"Une technique déjà utilisée par les Romains" : comment des nappes phréatiques sont rechargées en eau près de la Garonne

Une expérimentation de recharge maîtrisée des nappes phréatiques a commencé en Haute-Garonne. L’objectif : trouver des solutions alternatives pour stocker l’eau l’hiver et l’utiliser l’été. C’est l’un des projets les plus importants menés actuellement en Europe.
"Injecter de l’eau l’hiver pour réalimenter les nappes phréatiques et soutenir l’été le débit naturel de l’un des plus grands fleuves français. Est-ce une vraie ou une fausse bonne idée ?". L’avenir le dira ! C’est en effet tout l’enjeu de l’expérimentation baptisée "R’Garonne" qui est actuellement menée près de Cazères (Haute-Garonne), comme nous l’explique Yann Oudard, directeur général adjoint des services techniques de Réseau31, service public de l’eau de Haute-Garonne, qui est à la manœuvre avec le BRGM, le service géologique national.
"La technique est ancienne. Elle était déjà utilisée par les Romains, et elle est maîtrisée en Israël, en Australie et aux Etats-Unis" précise l’expert.

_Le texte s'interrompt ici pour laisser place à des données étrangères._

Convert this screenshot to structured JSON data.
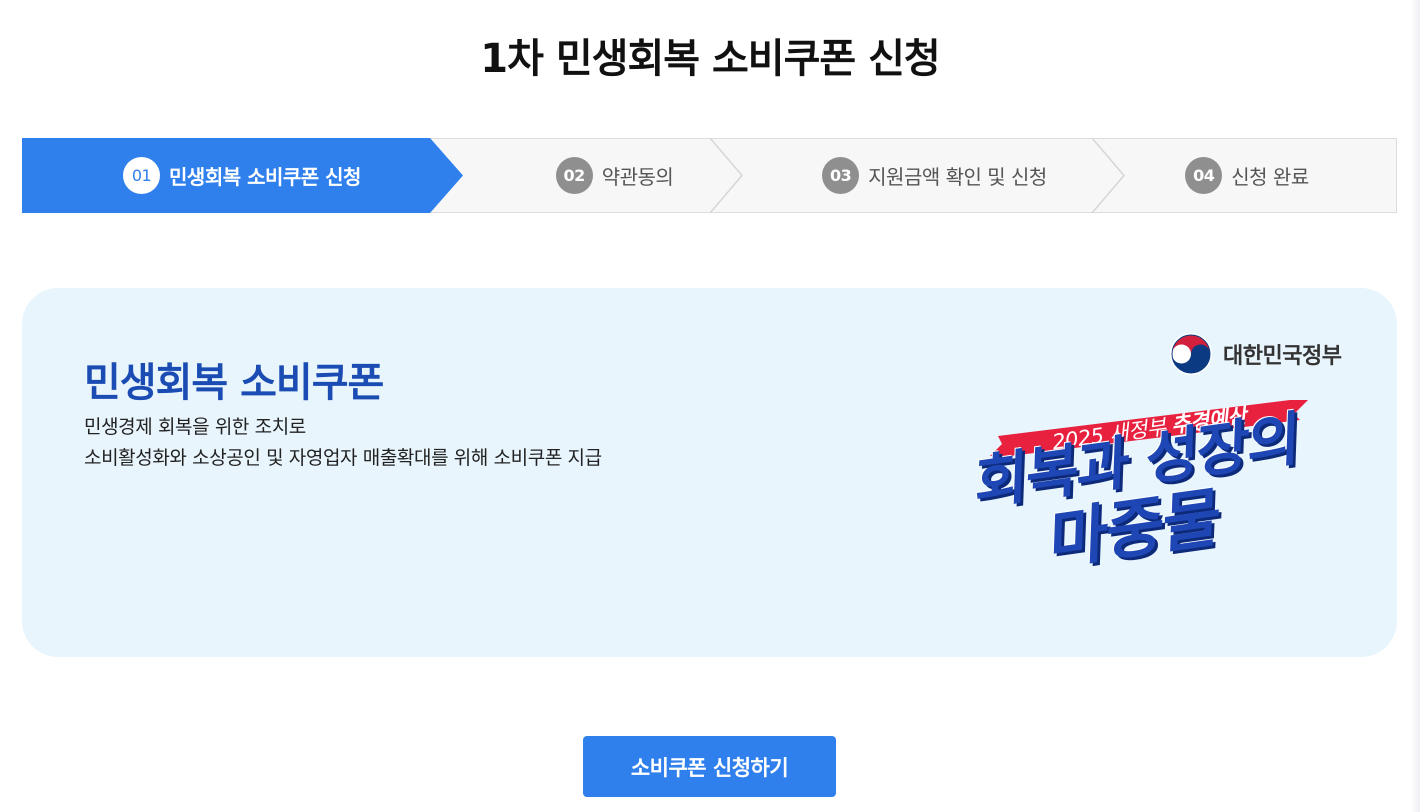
{
  "page_title": "1차 민생회복 소비쿠폰 신청",
  "steps": [
    {
      "num": "01",
      "label": "민생회복 소비쿠폰 신청",
      "active": true
    },
    {
      "num": "02",
      "label": "약관동의",
      "active": false
    },
    {
      "num": "03",
      "label": "지원금액 확인 및 신청",
      "active": false
    },
    {
      "num": "04",
      "label": "신청 완료",
      "active": false
    }
  ],
  "banner": {
    "title": "민생회복 소비쿠폰",
    "desc_line1": "민생경제 회복을 위한 조치로",
    "desc_line2": "소비활성화와 소상공인 및 자영업자 매출확대를 위해 소비쿠폰 지급",
    "gov_logo_text": "대한민국정부",
    "ribbon_text_a": "2025 새정부",
    "ribbon_text_b": "추경예산",
    "slogan_line1": "회복과 성장의",
    "slogan_line2": "마중물"
  },
  "apply_button": "소비쿠폰 신청하기",
  "colors": {
    "accent": "#2f80ed",
    "banner_bg": "#e8f5fc",
    "banner_title": "#1a4cb3",
    "ribbon": "#e8213f",
    "slogan": "#1e47b5"
  }
}
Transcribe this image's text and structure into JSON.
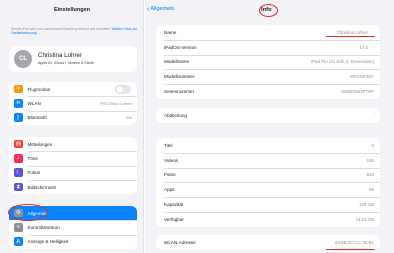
{
  "sidebar": {
    "title": "Einstellungen",
    "note": "Dieses iPad wird von Landratsamt Bamberg betreut und verwaltet.",
    "note_link": "Weitere Infos zur Gerätebetreuung ...",
    "profile": {
      "initials": "CL",
      "name": "Christina Lohrer",
      "subtitle": "Apple-ID, iCloud+, Medien & Käufe"
    },
    "group1": [
      {
        "label": "Flugmodus",
        "icon": "airplane-icon",
        "color": "#ff9500",
        "glyph": "✈",
        "control": "toggle",
        "toggle_on": false
      },
      {
        "label": "WLAN",
        "icon": "wifi-icon",
        "color": "#0a84ff",
        "glyph": "≋",
        "value": "FRITZ!Box Lohrer"
      },
      {
        "label": "Bluetooth",
        "icon": "bluetooth-icon",
        "color": "#0a84ff",
        "glyph": "ᛒ",
        "value": "Ein"
      }
    ],
    "group2": [
      {
        "label": "Mitteilungen",
        "icon": "notifications-icon",
        "color": "#ff3b30",
        "glyph": "▤"
      },
      {
        "label": "Töne",
        "icon": "sounds-icon",
        "color": "#ff2d55",
        "glyph": "♪"
      },
      {
        "label": "Fokus",
        "icon": "focus-moon-icon",
        "color": "#5856d6",
        "glyph": "☾"
      },
      {
        "label": "Bildschirmzeit",
        "icon": "screen-time-icon",
        "color": "#5856d6",
        "glyph": "⧗"
      }
    ],
    "group3": [
      {
        "label": "Allgemein",
        "icon": "gear-icon",
        "color": "#8e8e93",
        "glyph": "⚙",
        "selected": true
      },
      {
        "label": "Kontrollzentrum",
        "icon": "control-center-icon",
        "color": "#8e8e93",
        "glyph": "≡"
      },
      {
        "label": "Anzeige & Helligkeit",
        "icon": "display-brightness-icon",
        "color": "#0a84ff",
        "glyph": "A"
      }
    ]
  },
  "main": {
    "back_label": "Allgemein",
    "title": "Info",
    "group1": [
      {
        "label": "Name",
        "value": "Christina Lohrer",
        "chevron": true
      },
      {
        "label": "iPadOS-Version",
        "value": "17.0",
        "chevron": true
      },
      {
        "label": "Modellname",
        "value": "iPad Pro (11 Zoll, 2. Generation)"
      },
      {
        "label": "Modellnummer",
        "value": "MY232FD/A"
      },
      {
        "label": "Seriennummer",
        "value": "DMQDD83PTRF"
      }
    ],
    "group2": [
      {
        "label": "Abdeckung",
        "chevron": true
      }
    ],
    "group3": [
      {
        "label": "Titel",
        "value": "0"
      },
      {
        "label": "Videos",
        "value": "100"
      },
      {
        "label": "Fotos",
        "value": "543"
      },
      {
        "label": "Apps",
        "value": "86"
      },
      {
        "label": "Kapazität",
        "value": "128 GB"
      },
      {
        "label": "Verfügbar",
        "value": "74,21 GB"
      }
    ],
    "group4": [
      {
        "label": "WLAN-Adresse",
        "value": "64:8B:D7:CC:7E:9A"
      }
    ]
  },
  "annotation_color": "#e8281f",
  "accent_color": "#0a84ff"
}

Le projet est né d’un constat : le bassin Adour-Garonne, l’un des trois grands bassins versants d’Occitanie, est impacté à la fois par une croissance régulière de sa population et de ses besoins en eau, qu’ils soient domestiques, industriels ou agricoles, et par les conséquences du changement climatique sur ses cours d’eau. En 2022, la Garonne n’est sortie de son débit minimal que le 24 novembre, soit l’étiage le plus long de son histoire récente.
"Où et quand l’eau injectée va-t-elle ressortir ?"
L’idée de recharger artificiellement les nappes phréatiques est relativement simple : imaginons une goutte d’eau. L’hiver, au lieu d’être laissée dans le fleuve alors que son débit est au plus haut, elle sera déviée de la Garonne via le canal de Saint-Martory existant, puis dirigée vers des nappes phréatiques grâce à des canaux réhabilités pour l’occasion, pour enfin poursuivre tranquillement son odyssée sous la terre et revenir dans la Garonne, si possible l’été, lorsque le fleuve est au plus bas. Sachant que l’eau stockée dans les nappes phréatiques s’évapore beaucoup moins qu’en surface.
"On ne sait pas encore précisément où l’eau injectée va ressortir, ni quand, souligne Yann Oudard. Sa vitesse de circulation sera cruciale : à la surface, l’eau peut parcourir plusieurs dizaines de kilomètres par jour, alors que sous la terre, elle s’écoule à raison de quelques dizaines de mètres par jour seulement. Or là, notre bulle d’eau aura environ 40 kms à effectuer. Si on l’injecte en novembre et qu’elle ressort en juin, c’est intéressant mais c’est un peu tôt. On préférerait qu’elle ressorte en août ou en septembre".
"Nous y allons prudemment"
Si plusieurs projets similaires de recharge maîtrisée des nappes phréatiques sont actuellement menés en France, "celui-ci est l’un des plus importants d’Europe, avec une zone d’étude de 100 km2 et des objectifs très ambitieux d’infiltration".
Cette expérimentation à caractère scientifique et technique doit coûter 1,87 million d’euros et durer quatre ans, avec les soutiens de l’Agence de l’Eau, de la Région Occitanie et du Conseil Départemental de Haute-Garonne. "Nous allons tester plusieurs techniques d’infiltration d’eau. En soi, les travaux à mener sont relativement simples puisque l’on s’appuie essentiellement sur des ouvrages et des équipements existants. Mais nous avançons prudemment, du fait des incertitudes scientifiques mais aussi pour préserver l’environnement et nous assurer de la qualité de l’eau infiltrée".
Si les résultats s’avèrent concluants, une phase opérationnelle de réalimentation permanente sera alors engagée. Et d’autres projets pourraient voir le jour, en Occitanie et au-delà. Car partout se pose désormais de manière accrue la question sensible du stockage de l’eau, à l’heure où les besoins en eau augmentent et la ressource diminue en raison du réchauffement climatique.
Une grande concertation sur l’eau dans notre région
Dans le cadre de son nouveau Plan eau régional qui doit être adopté cette année, la Région a lancé une consultation citoyenne. L’objectif est de recueillir les actions et bonnes pratiques mises en œuvre par les citoyens en matière de gestion durable de l’eau, que ce soit pour faire des économies d’eau ou pour sa réutilisation. Les citoyens d’Occitanie ont jusqu’au 22 mars pour y participer. En Occitanie, 1,6 milliard de m3 d’eau sont prélevés en moyenne chaque année : 42% sont dédiés à l’agriculture, 38% à l’eau potable et 20% à l’industrie.